The Physical Electron, The Neutron Inner Orbit Model and The Emergent Universe
The Physical Electron, The Neutron Inner Orbit Model and The Emergent Universe

The Physical Electron



The electron is generally regarded as an elementary particle with no known components or substructure, due in part to the inability to measure its size. This measurement problem raises the possibility that this current characterization could be due to unusual operational and structural characteristics of the electron. This possibility provided the rationale for the current work which is the evaluation of a potential causative model of the electron based on the interactions of two postulated fundamental massless particles. It is shown that this model, when evaluated in the context of the fundamental constants, defines and evaluates properties of the massless particles and additional properties of the electron and proton. The equations and numerical values for the fundamental constants are presented in terms of the properties of the two massless particles and the new properties of the electron and proton. The fact that these equations accurately calculate the known values of the fundamental constants and satisfy the equations of the geometric model suggests that the electron could possess an unusual dynamic physical structure.

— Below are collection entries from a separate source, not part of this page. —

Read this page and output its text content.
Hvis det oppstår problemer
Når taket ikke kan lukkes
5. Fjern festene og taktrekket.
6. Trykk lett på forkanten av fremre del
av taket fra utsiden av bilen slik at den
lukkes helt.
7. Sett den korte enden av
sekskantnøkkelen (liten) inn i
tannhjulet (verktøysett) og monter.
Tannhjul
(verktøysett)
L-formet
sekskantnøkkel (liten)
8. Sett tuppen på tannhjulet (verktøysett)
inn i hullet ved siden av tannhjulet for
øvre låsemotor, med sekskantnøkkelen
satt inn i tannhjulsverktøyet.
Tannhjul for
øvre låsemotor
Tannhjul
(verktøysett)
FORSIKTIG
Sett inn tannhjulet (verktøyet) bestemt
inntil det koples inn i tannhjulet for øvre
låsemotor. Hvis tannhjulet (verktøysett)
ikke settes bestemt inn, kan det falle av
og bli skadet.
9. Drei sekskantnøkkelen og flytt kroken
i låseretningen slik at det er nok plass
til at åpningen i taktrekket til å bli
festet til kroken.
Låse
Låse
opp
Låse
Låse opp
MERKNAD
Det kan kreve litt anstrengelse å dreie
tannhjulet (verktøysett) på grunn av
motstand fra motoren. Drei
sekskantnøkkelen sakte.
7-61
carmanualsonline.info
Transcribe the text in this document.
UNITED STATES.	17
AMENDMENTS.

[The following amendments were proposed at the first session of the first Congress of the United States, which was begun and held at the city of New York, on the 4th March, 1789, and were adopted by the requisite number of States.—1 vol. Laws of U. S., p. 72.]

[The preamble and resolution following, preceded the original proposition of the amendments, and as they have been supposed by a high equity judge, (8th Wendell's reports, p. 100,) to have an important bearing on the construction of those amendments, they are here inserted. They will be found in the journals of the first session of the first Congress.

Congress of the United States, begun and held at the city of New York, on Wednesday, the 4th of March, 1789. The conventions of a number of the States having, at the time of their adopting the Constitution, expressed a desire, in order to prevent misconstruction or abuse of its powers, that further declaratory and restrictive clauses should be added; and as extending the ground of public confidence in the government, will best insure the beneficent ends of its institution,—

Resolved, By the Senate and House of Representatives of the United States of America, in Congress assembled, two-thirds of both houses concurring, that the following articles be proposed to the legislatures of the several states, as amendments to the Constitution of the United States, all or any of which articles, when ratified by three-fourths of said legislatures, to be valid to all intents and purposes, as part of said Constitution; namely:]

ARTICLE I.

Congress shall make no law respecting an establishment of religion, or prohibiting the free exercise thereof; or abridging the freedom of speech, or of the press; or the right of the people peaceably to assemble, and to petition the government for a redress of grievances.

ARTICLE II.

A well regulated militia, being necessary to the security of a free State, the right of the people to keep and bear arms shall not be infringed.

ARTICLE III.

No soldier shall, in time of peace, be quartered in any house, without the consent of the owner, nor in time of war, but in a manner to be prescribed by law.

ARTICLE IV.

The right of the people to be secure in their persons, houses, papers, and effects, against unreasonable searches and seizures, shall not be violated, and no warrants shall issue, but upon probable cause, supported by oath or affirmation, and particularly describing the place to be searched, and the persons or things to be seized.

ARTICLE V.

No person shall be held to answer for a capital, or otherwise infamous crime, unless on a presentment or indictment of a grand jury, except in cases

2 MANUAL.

The Neutron Inner Orbit Model



The principal postulate for this analysis is that the neutron is actually a proton with an electron in an inner orbit near to the fully contracted proton. It was shown in the first article ("The Physical Electron") that the postulated physical models for the electron and proton are outer shells of C2 particles pulsating 180º out of phase. The dynamic mechanisms associated with these electron and proton models for an inner electron orbit include special relativity, quantization by inverse integers, the modified Coulomb’s law, and shared C2 particles (shared mass equivalent energy (mee)) between the proton and electron. These effects are expressed in the appropriate governing equations which are the neutron energy equation, the electron force balance equation, the geometric relation between the descriptive radii, and the electron angular momentum equation. The simultaneous solution of these equations for the special case which utilizes the experimentally determined neutron excess mee as input,
results in a calculated orbit
that is the closest possible orbit to the proton without exceeding the speed of light for the electron orbital
velocity. The solution of the governing equations for the general case which utilizes the orbital index number as input, results in a calculated value of the neutron excess mee that matches the experimental value for the same orbital index number.




The Emergent Universe



This is the third of three articles that present the concept that all mechanisms of the universe have emerged from the interactions of two fundamental massless particles under specific conditions. The first article ("The Physical Electron") identified properties of the massless particles and additional properties of the electron and proton that, when combined with a geometric model, result in equations that accurately compute the fundamental constants and electron and proton properties. The second article ("The Neutron Inner Orbit Model") developed a neutron inner orbit model that accurately calculates the neutron excess mass equivalent energy. The success of these models in reproducing the experimental data implies that the universe has emerged from the interactions of two massless particles that successively create new conditions and interactions resulting in increasing complex systems. This article investigates some the implied emergent mechanisms that underlie these systems. The mechanisms investigated are those responsible for dynamic electrons and protons, the characteristics of light, space as a flexible and responsive grid system, gravity, magnetism, particle-wave duality, relativistic mass, mass equivalent energy and momentum, time dilation, length contraction, and characteristics of the universe (cosmology). The conclusion is that the implied mechanisms that stem from the successful models developed in the first two articles result in a coherent and comprehensive depiction of the emergent universe.